Don’t mistake me; all respect to these professionals and the work they do. However they sometimes illustrate that altruism has its limits; that we all do so much and no more; and that professional and private points of view are very different things. They are so busy improving things for the underprivileged abroad that they have little patience with their child’s similarly underprivileged classmates and are as keen as any private-school parent for her to leave them far behind, academically and socially. Many wouldn’t even consider subjecting him/her to “underprivileged” classmates in the first place.
I watch my own son, proud of how he chooses his friends from the range of children in his socially and ethnically mixed class, as happy to engage with special-needs kids as with – if they can spare him a moment – the “alpha” ones. He’s never been a class-alpha himself, too young, too shy, and sometimes, I suspect, too brown; and he doesn’t share their competitive mentality. But he’s not a sucker; he will always walk away from any hint that he is being put down, or patronised.

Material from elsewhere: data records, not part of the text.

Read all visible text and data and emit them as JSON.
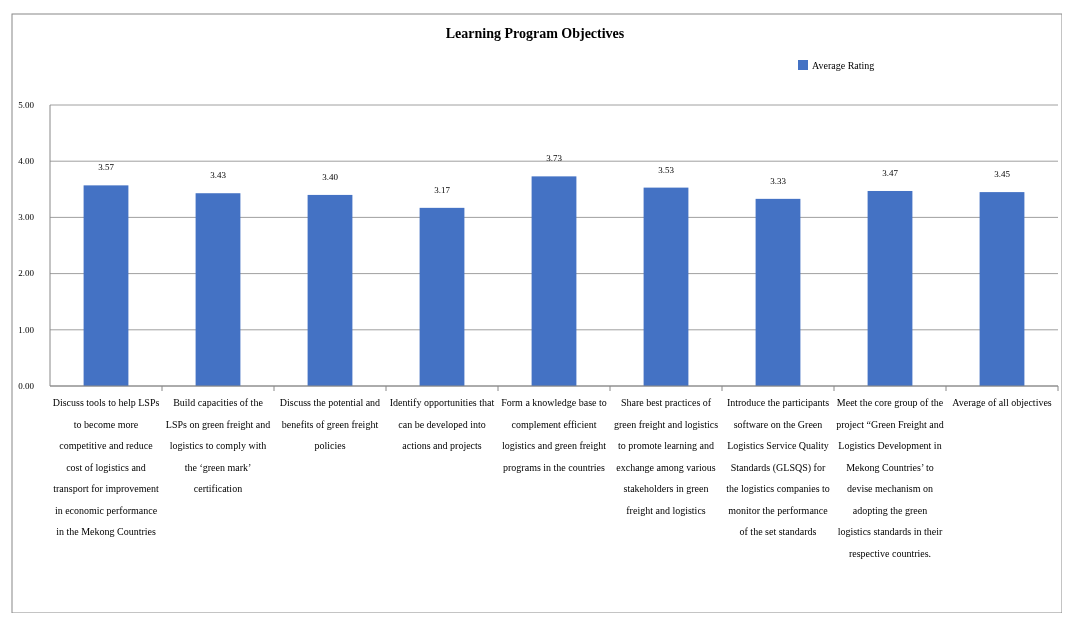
{
  "chart_data": {
    "type": "bar",
    "title": "Learning Program Objectives",
    "categories": [
      "Discuss tools to help LSPs to become more competitive and reduce cost of logistics and transport for improvement in economic performance in the Mekong Countries",
      "Build capacities of the LSPs on green freight and logistics to comply with the ‘green mark’ certification",
      "Discuss the potential and benefits of green freight policies",
      "Identify opportunities that can be developed into actions and projects",
      "Form a knowledge base to complement efficient logistics and green freight programs in the countries",
      "Share best practices of green freight and logistics to promote learning and exchange among various stakeholders in green freight and logistics",
      "Introduce the participants software on the Green Logistics Service Quality Standards (GLSQS) for the logistics companies to monitor the performance of the set standards",
      "Meet the core group of the project “Green Freight and Logistics Development in Mekong Countries’ to devise mechanism on adopting the green logistics standards in their respective countries.",
      "Average of all objectives"
    ],
    "series": [
      {
        "name": "Average Rating",
        "color": "#4472c4",
        "values": [
          3.57,
          3.43,
          3.4,
          3.17,
          3.73,
          3.53,
          3.33,
          3.47,
          3.45
        ],
        "value_labels": [
          "3.57",
          "3.43",
          "3.40",
          "3.17",
          "3.73",
          "3.53",
          "3.33",
          "3.47",
          "3.45"
        ]
      }
    ],
    "ylim": [
      0,
      5
    ],
    "yticks": [
      {
        "value": 0,
        "label": "0.00"
      },
      {
        "value": 1,
        "label": "1.00"
      },
      {
        "value": 2,
        "label": "2.00"
      },
      {
        "value": 3,
        "label": "3.00"
      },
      {
        "value": 4,
        "label": "4.00"
      },
      {
        "value": 5,
        "label": "5.00"
      }
    ],
    "grid": "y",
    "legend": "top right"
  }
}
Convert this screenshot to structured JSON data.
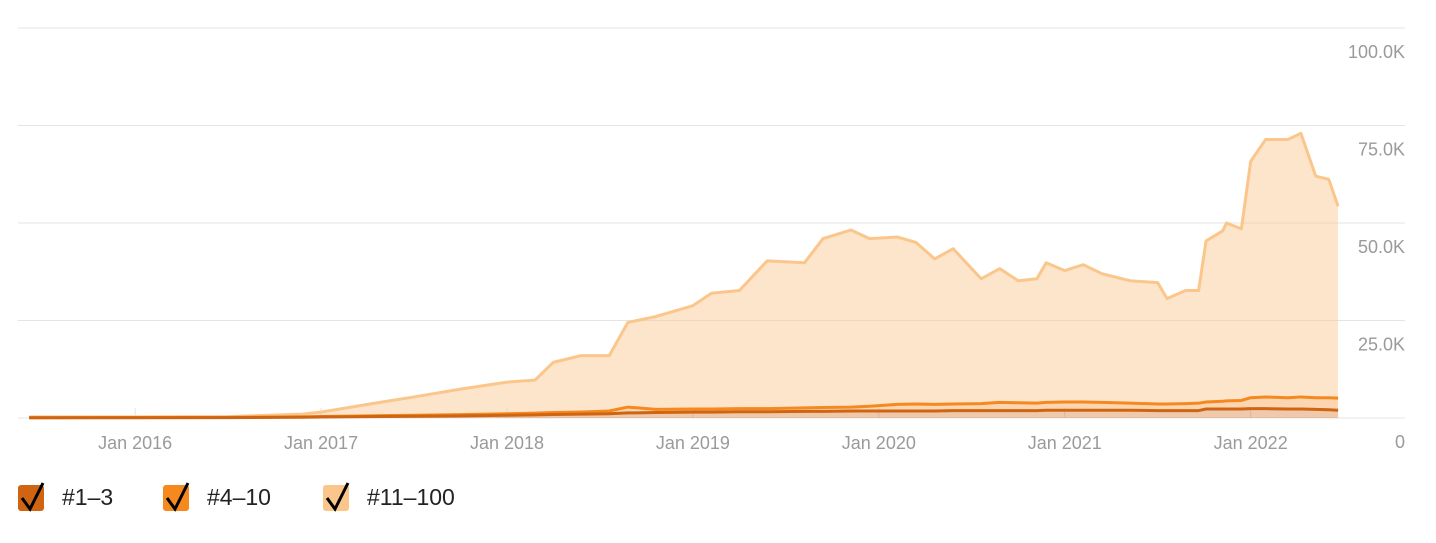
{
  "chart_data": {
    "type": "stacked-area",
    "x": [
      2015.43,
      2016.0,
      2016.5,
      2016.9,
      2017.0,
      2017.25,
      2017.5,
      2017.75,
      2018.0,
      2018.15,
      2018.25,
      2018.4,
      2018.55,
      2018.65,
      2018.8,
      2019.0,
      2019.1,
      2019.25,
      2019.4,
      2019.6,
      2019.7,
      2019.85,
      2019.95,
      2020.1,
      2020.2,
      2020.3,
      2020.4,
      2020.55,
      2020.65,
      2020.75,
      2020.85,
      2020.9,
      2021.0,
      2021.1,
      2021.2,
      2021.35,
      2021.5,
      2021.55,
      2021.65,
      2021.72,
      2021.76,
      2021.85,
      2021.87,
      2021.95,
      2022.0,
      2022.08,
      2022.2,
      2022.27,
      2022.35,
      2022.42,
      2022.47
    ],
    "series": [
      {
        "name": "#1–3",
        "color": "#cf6512",
        "values": [
          50,
          80,
          100,
          200,
          250,
          350,
          450,
          550,
          700,
          800,
          900,
          1000,
          1100,
          1300,
          1400,
          1500,
          1500,
          1600,
          1600,
          1700,
          1700,
          1800,
          1800,
          1800,
          1800,
          1800,
          1900,
          1900,
          1900,
          1900,
          1900,
          2000,
          2000,
          2000,
          2000,
          2000,
          1900,
          1900,
          1900,
          1900,
          2300,
          2300,
          2300,
          2300,
          2400,
          2400,
          2300,
          2300,
          2200,
          2100,
          2000
        ]
      },
      {
        "name": "#4–10",
        "color": "#f5891f",
        "values": [
          30,
          50,
          70,
          100,
          150,
          200,
          250,
          300,
          400,
          450,
          500,
          550,
          700,
          1500,
          800,
          800,
          800,
          800,
          800,
          900,
          1000,
          1000,
          1200,
          1700,
          1800,
          1700,
          1700,
          1800,
          2100,
          2000,
          1900,
          2000,
          2100,
          2100,
          2000,
          1800,
          1700,
          1700,
          1800,
          1900,
          1800,
          2000,
          2100,
          2200,
          2800,
          3000,
          2900,
          3100,
          3000,
          3100,
          3100
        ]
      },
      {
        "name": "#11–100",
        "color": "#fbc68c",
        "values": [
          220,
          170,
          180,
          700,
          1100,
          2950,
          4700,
          6550,
          8100,
          8450,
          12900,
          14450,
          14200,
          21700,
          23800,
          26500,
          29700,
          30300,
          37900,
          37200,
          43300,
          45400,
          43000,
          42900,
          41400,
          37300,
          39800,
          32000,
          34300,
          31300,
          31900,
          35800,
          33700,
          35200,
          33000,
          31400,
          31100,
          27000,
          29000,
          28900,
          41300,
          43700,
          45600,
          44000,
          60600,
          66000,
          66200,
          67600,
          56800,
          56000,
          49200
        ]
      }
    ],
    "xlim": [
      2015.37,
      2022.83
    ],
    "xticks": [
      {
        "value": 2016,
        "label": "Jan 2016"
      },
      {
        "value": 2017,
        "label": "Jan 2017"
      },
      {
        "value": 2018,
        "label": "Jan 2018"
      },
      {
        "value": 2019,
        "label": "Jan 2019"
      },
      {
        "value": 2020,
        "label": "Jan 2020"
      },
      {
        "value": 2021,
        "label": "Jan 2021"
      },
      {
        "value": 2022,
        "label": "Jan 2022"
      }
    ],
    "ylim": [
      0,
      100000
    ],
    "yticks": [
      0,
      {
        "value": 25000,
        "label": "25.0K"
      },
      {
        "value": 50000,
        "label": "50.0K"
      },
      {
        "value": 75000,
        "label": "75.0K"
      },
      {
        "value": 100000,
        "label": "100.0K"
      }
    ],
    "grid": true,
    "legend": "bottom-left"
  }
}
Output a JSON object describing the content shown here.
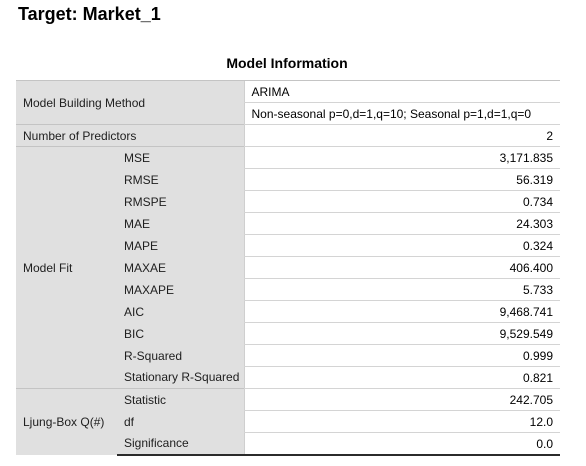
{
  "header": {
    "title": "Target: Market_1"
  },
  "table": {
    "title": "Model Information",
    "building_method": {
      "label": "Model Building Method",
      "value": "ARIMA",
      "detail": "Non-seasonal p=0,d=1,q=10; Seasonal p=1,d=1,q=0"
    },
    "predictors": {
      "label": "Number of Predictors",
      "value": "2"
    },
    "model_fit": {
      "label": "Model Fit",
      "rows": [
        {
          "stat": "MSE",
          "value": "3,171.835"
        },
        {
          "stat": "RMSE",
          "value": "56.319"
        },
        {
          "stat": "RMSPE",
          "value": "0.734"
        },
        {
          "stat": "MAE",
          "value": "24.303"
        },
        {
          "stat": "MAPE",
          "value": "0.324"
        },
        {
          "stat": "MAXAE",
          "value": "406.400"
        },
        {
          "stat": "MAXAPE",
          "value": "5.733"
        },
        {
          "stat": "AIC",
          "value": "9,468.741"
        },
        {
          "stat": "BIC",
          "value": "9,529.549"
        },
        {
          "stat": "R-Squared",
          "value": "0.999"
        },
        {
          "stat": "Stationary R-Squared",
          "value": "0.821"
        }
      ]
    },
    "ljung_box": {
      "label": "Ljung-Box Q(#)",
      "rows": [
        {
          "stat": "Statistic",
          "value": "242.705"
        },
        {
          "stat": "df",
          "value": "12.0"
        },
        {
          "stat": "Significance",
          "value": "0.0"
        }
      ]
    }
  }
}
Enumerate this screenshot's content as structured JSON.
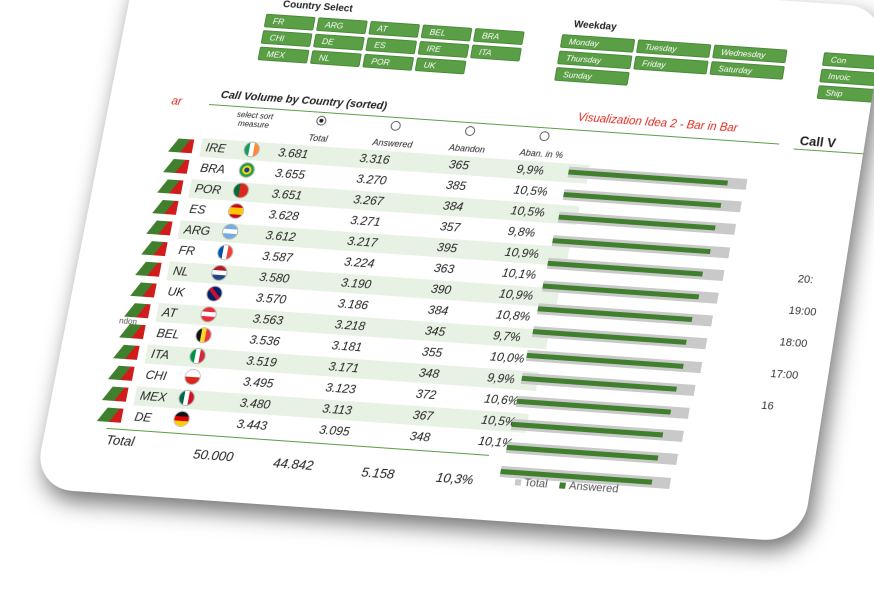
{
  "slicers": {
    "country": {
      "title": "Country Select",
      "items": [
        "FR",
        "ARG",
        "AT",
        "BEL",
        "BRA",
        "CHI",
        "DE",
        "ES",
        "IRE",
        "ITA",
        "MEX",
        "NL",
        "POR",
        "UK"
      ]
    },
    "weekday": {
      "title": "Weekday",
      "items": [
        "Monday",
        "Tuesday",
        "Wednesday",
        "Thursday",
        "Friday",
        "Saturday",
        "Sunday"
      ]
    },
    "third": {
      "items": [
        "Con",
        "Invoic",
        "Ship"
      ]
    }
  },
  "table": {
    "title": "Call Volume by Country (sorted)",
    "sort_label": "select sort measure",
    "columns": [
      "Total",
      "Answered",
      "Abandon",
      "Aban. in %"
    ],
    "selected_sort": 0,
    "rows": [
      {
        "country": "IRE",
        "total": "3.681",
        "answered": "3.316",
        "abandon": "365",
        "pct": "9,9%",
        "flag": "ireland"
      },
      {
        "country": "BRA",
        "total": "3.655",
        "answered": "3.270",
        "abandon": "385",
        "pct": "10,5%",
        "flag": "brazil"
      },
      {
        "country": "POR",
        "total": "3.651",
        "answered": "3.267",
        "abandon": "384",
        "pct": "10,5%",
        "flag": "portugal"
      },
      {
        "country": "ES",
        "total": "3.628",
        "answered": "3.271",
        "abandon": "357",
        "pct": "9,8%",
        "flag": "spain"
      },
      {
        "country": "ARG",
        "total": "3.612",
        "answered": "3.217",
        "abandon": "395",
        "pct": "10,9%",
        "flag": "argentina"
      },
      {
        "country": "FR",
        "total": "3.587",
        "answered": "3.224",
        "abandon": "363",
        "pct": "10,1%",
        "flag": "france"
      },
      {
        "country": "NL",
        "total": "3.580",
        "answered": "3.190",
        "abandon": "390",
        "pct": "10,9%",
        "flag": "netherlands"
      },
      {
        "country": "UK",
        "total": "3.570",
        "answered": "3.186",
        "abandon": "384",
        "pct": "10,8%",
        "flag": "uk"
      },
      {
        "country": "AT",
        "total": "3.563",
        "answered": "3.218",
        "abandon": "345",
        "pct": "9,7%",
        "flag": "austria"
      },
      {
        "country": "BEL",
        "total": "3.536",
        "answered": "3.181",
        "abandon": "355",
        "pct": "10,0%",
        "flag": "belgium"
      },
      {
        "country": "ITA",
        "total": "3.519",
        "answered": "3.171",
        "abandon": "348",
        "pct": "9,9%",
        "flag": "italy"
      },
      {
        "country": "CHI",
        "total": "3.495",
        "answered": "3.123",
        "abandon": "372",
        "pct": "10,6%",
        "flag": "chile"
      },
      {
        "country": "MEX",
        "total": "3.480",
        "answered": "3.113",
        "abandon": "367",
        "pct": "10,5%",
        "flag": "mexico"
      },
      {
        "country": "DE",
        "total": "3.443",
        "answered": "3.095",
        "abandon": "348",
        "pct": "10,1%",
        "flag": "germany"
      }
    ],
    "total": {
      "label": "Total",
      "total": "50.000",
      "answered": "44.842",
      "abandon": "5.158",
      "pct": "10,3%"
    }
  },
  "viz": {
    "title": "Visualization Idea 2 - Bar in Bar",
    "legend_total": "Total",
    "legend_answered": "Answered"
  },
  "right_panel": {
    "title": "Call V",
    "times": [
      "20:",
      "19:00",
      "18:00",
      "17:00",
      "16"
    ]
  },
  "left_panel": {
    "title_fragment": "ar",
    "footer_fragment": "ndon"
  },
  "chart_data": {
    "type": "bar",
    "title": "Visualization Idea 2 - Bar in Bar",
    "categories": [
      "IRE",
      "BRA",
      "POR",
      "ES",
      "ARG",
      "FR",
      "NL",
      "UK",
      "AT",
      "BEL",
      "ITA",
      "CHI",
      "MEX",
      "DE"
    ],
    "series": [
      {
        "name": "Total",
        "values": [
          3681,
          3655,
          3651,
          3628,
          3612,
          3587,
          3580,
          3570,
          3563,
          3536,
          3519,
          3495,
          3480,
          3443
        ]
      },
      {
        "name": "Answered",
        "values": [
          3316,
          3270,
          3267,
          3271,
          3217,
          3224,
          3190,
          3186,
          3218,
          3181,
          3171,
          3123,
          3113,
          3095
        ]
      }
    ],
    "xlim": [
      0,
      3700
    ]
  },
  "colors": {
    "accent_green": "#5a9e46",
    "bar_answered": "#3f7f2e",
    "bar_total": "#c9c9c9",
    "viz_title_red": "#e0281f",
    "row_band": "#e8f2e4"
  }
}
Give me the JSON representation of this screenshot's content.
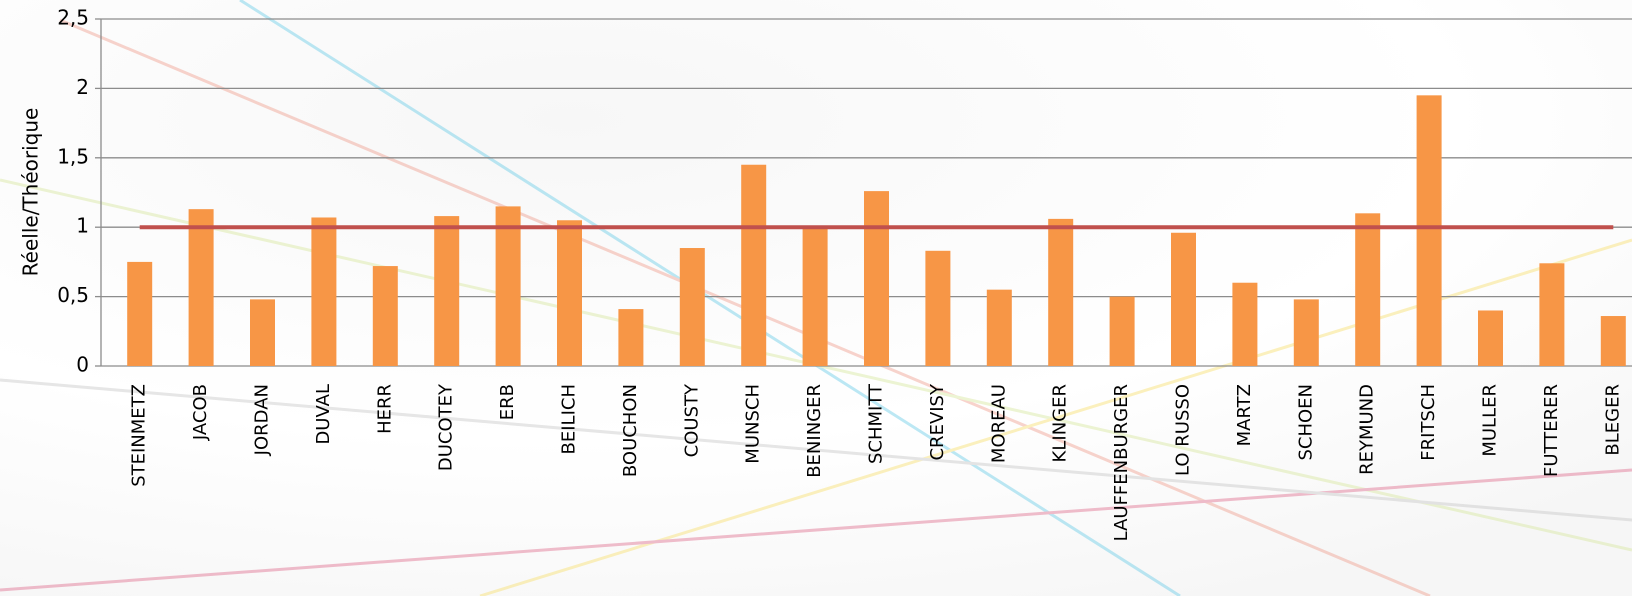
{
  "chart_data": {
    "type": "bar",
    "y_label": "Réelle/Théorique",
    "categories": [
      "STEINMETZ",
      "JACOB",
      "JORDAN",
      "DUVAL",
      "HERR",
      "DUCOTEY",
      "ERB",
      "BEILICH",
      "BOUCHON",
      "COUSTY",
      "MUNSCH",
      "BENINGER",
      "SCHMITT",
      "CREVISY",
      "MOREAU",
      "KLINGER",
      "LAUFFENBURGER",
      "LO RUSSO",
      "MARTZ",
      "SCHOEN",
      "REYMUND",
      "FRITSCH",
      "MULLER",
      "FUTTERER",
      "BLEGER"
    ],
    "series": [
      {
        "type": "bar",
        "color": "#f79646",
        "values": [
          0.75,
          1.13,
          0.48,
          1.07,
          0.72,
          1.08,
          1.15,
          1.05,
          0.41,
          0.85,
          1.45,
          1.0,
          1.26,
          0.83,
          0.55,
          1.06,
          0.5,
          0.96,
          0.6,
          0.48,
          1.1,
          1.95,
          0.4,
          0.74,
          0.36
        ]
      },
      {
        "type": "line",
        "color": "#c0504d",
        "values": [
          1,
          1,
          1,
          1,
          1,
          1,
          1,
          1,
          1,
          1,
          1,
          1,
          1,
          1,
          1,
          1,
          1,
          1,
          1,
          1,
          1,
          1,
          1,
          1,
          1
        ]
      }
    ],
    "ylim": [
      0,
      2.5
    ],
    "yticks": [
      0,
      {
        "value": 0.5,
        "label": "0,5"
      },
      1,
      {
        "value": 1.5,
        "label": "1,5"
      },
      2,
      {
        "value": 2.5,
        "label": "2,5"
      }
    ],
    "grid": true
  }
}
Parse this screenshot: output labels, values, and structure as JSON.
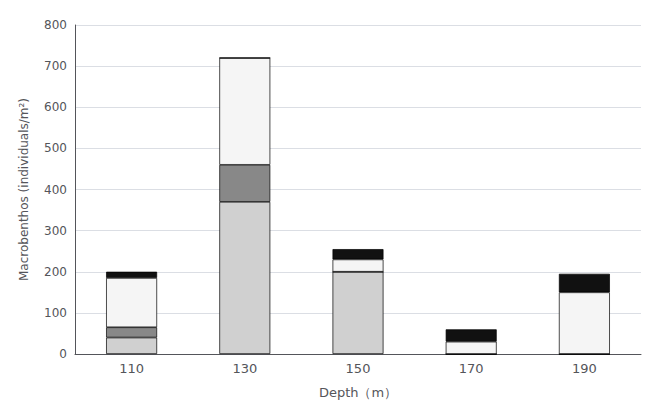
{
  "chart_data": {
    "type": "bar",
    "stacked": true,
    "categories": [
      "110",
      "130",
      "150",
      "170",
      "190"
    ],
    "series": [
      {
        "color": "#d0d0d0",
        "values": [
          40,
          370,
          200,
          0,
          0
        ]
      },
      {
        "color": "#888888",
        "values": [
          25,
          90,
          0,
          0,
          0
        ]
      },
      {
        "color": "#f5f5f5",
        "values": [
          120,
          260,
          30,
          30,
          150
        ]
      },
      {
        "color": "#111111",
        "values": [
          15,
          0,
          25,
          30,
          45
        ]
      }
    ],
    "xlabel": "Depth（m）",
    "ylabel": "Macrobenthos (individuals/m²)",
    "ylim": [
      0,
      800
    ],
    "yticks": [
      0,
      100,
      200,
      300,
      400,
      500,
      600,
      700,
      800
    ],
    "grid": true
  }
}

As for them; the very-competitive children, the ones who led the field in confidence and just about everything else in reception class: towards the end of Year One some are starting to look a little isolated. They watch a touch wistfully as children who once clung to their parents at drop-off now streak happily away, racing and bantering together; not waiting for their leadership, just leaving them behind. Our class is growing up fast, and the late-starters, the youngest, the ones with little English initially, are growing up fastest of all. Some of the former-alphas will have to rethink their taken-for-granted superiority or face gradual classroom exclusion. It would help them, I reckon, if their parents did the same.
Always read your new blogs when they get posted. I don’t necessarily have anything particular to say but I enjoy reading them. Presume certain events or things you see or read inspire you to do a post. Always intriguing to read a new posting.
Thanks nice to know there’s somebody out there! Yes usually it’s an article or some little thing that happened which sets me off. Today it was the kids at school drop-off, noting how much they have changed over the past year. What a journey it is, watching children grow up. Sometimes I fear I haven’t the stomach for it.